La réplica de Viena, anunciada por Kurz, podría dificultar el tránsito en la frontera sur con Italia, provocando un efecto dominó que amenaza seriamente al espacio Schengen. «En la cumbre (de la semana pasada) se decidió que íbamos a intentar conseguir consensos europeos. No sé si en algunos Estados miembro esos acuerdos que se han concluido son coherentes con este planteamiento», protestó este martes el luxemburgués, quien sí reconoció que puede haber base legal para instaurarlos.

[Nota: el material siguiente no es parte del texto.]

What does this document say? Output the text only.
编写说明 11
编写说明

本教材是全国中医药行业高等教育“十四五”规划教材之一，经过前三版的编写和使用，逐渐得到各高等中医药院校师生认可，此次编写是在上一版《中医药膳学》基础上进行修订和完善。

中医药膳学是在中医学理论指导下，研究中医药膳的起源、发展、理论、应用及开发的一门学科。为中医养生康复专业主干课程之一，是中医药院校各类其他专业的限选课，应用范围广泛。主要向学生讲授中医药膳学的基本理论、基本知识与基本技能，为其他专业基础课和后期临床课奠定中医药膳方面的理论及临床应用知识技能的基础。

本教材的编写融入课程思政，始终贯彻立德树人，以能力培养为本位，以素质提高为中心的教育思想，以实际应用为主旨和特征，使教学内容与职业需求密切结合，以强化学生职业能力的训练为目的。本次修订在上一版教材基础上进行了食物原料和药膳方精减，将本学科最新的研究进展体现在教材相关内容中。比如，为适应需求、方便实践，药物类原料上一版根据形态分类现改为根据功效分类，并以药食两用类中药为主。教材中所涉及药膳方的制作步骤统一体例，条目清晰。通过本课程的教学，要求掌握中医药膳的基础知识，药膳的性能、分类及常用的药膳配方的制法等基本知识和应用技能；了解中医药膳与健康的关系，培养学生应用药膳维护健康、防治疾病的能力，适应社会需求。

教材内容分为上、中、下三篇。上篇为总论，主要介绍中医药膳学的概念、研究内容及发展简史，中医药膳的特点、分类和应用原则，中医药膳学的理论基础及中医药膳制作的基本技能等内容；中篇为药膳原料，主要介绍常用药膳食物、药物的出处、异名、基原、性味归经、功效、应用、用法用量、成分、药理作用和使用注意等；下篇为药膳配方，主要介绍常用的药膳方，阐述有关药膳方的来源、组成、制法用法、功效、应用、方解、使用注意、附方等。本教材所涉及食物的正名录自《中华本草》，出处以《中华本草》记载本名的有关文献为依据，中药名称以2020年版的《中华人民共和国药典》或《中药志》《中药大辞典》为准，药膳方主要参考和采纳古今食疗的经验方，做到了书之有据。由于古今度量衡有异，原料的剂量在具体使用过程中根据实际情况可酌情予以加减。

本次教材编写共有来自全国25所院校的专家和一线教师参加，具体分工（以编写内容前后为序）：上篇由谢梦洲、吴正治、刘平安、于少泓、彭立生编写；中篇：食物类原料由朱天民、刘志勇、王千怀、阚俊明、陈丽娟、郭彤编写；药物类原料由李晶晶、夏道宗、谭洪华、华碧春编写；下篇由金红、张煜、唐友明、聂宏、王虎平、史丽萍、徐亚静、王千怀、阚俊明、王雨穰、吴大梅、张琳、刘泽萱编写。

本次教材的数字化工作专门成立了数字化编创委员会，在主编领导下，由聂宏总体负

«No he podido estudiar el acuerdo (alemán), pero he pedido a los servicios jurídicos que elaboren un dictamen», anunció. También manifestó su frustración por el fracaso político que ha protagonizado la UE tratando de gestionar unida la política migratoria: «Estoy un poco decepcionado porque no hemos sido capaces de llegar a un acuerdo sobre el asilo», admitió. La tarea lleva enquistada tres años y medio. Los 28 no se ponen de acuerdo sobre quién debe encargarse de tramitar las demandas de protección de los migrantes que llegan a la UE ni cómo distribuir a los asilados en caso de crisis.

Dimensiones bíblicas

Algunos líderes han perdido la paciencia. Es el caso del presidente de la Eurocámara, Antonio Tajani, quien ayer criticó con dureza la falta de voluntad política de algunos países. El italiano exigió a las cancillerías alcanzar un acuerdo antes de finalizar el año y sugirió apoyarse en las «mayorías» y no en el principio de «unanimidad», para lograrlo. La maniobra permitiría a la UE puentear a los países que obstaculizan la integración europea. Tajani urgió a mover ficha sin olvidarse de los problemas latentes en África, foco de los flujos migratorios que podrían llegar a alcanzar «dimensiones bíblicas» para el 2050 si el crecimiento demográfico del continente no va acompañado de mejoras socioeconómicas para la población.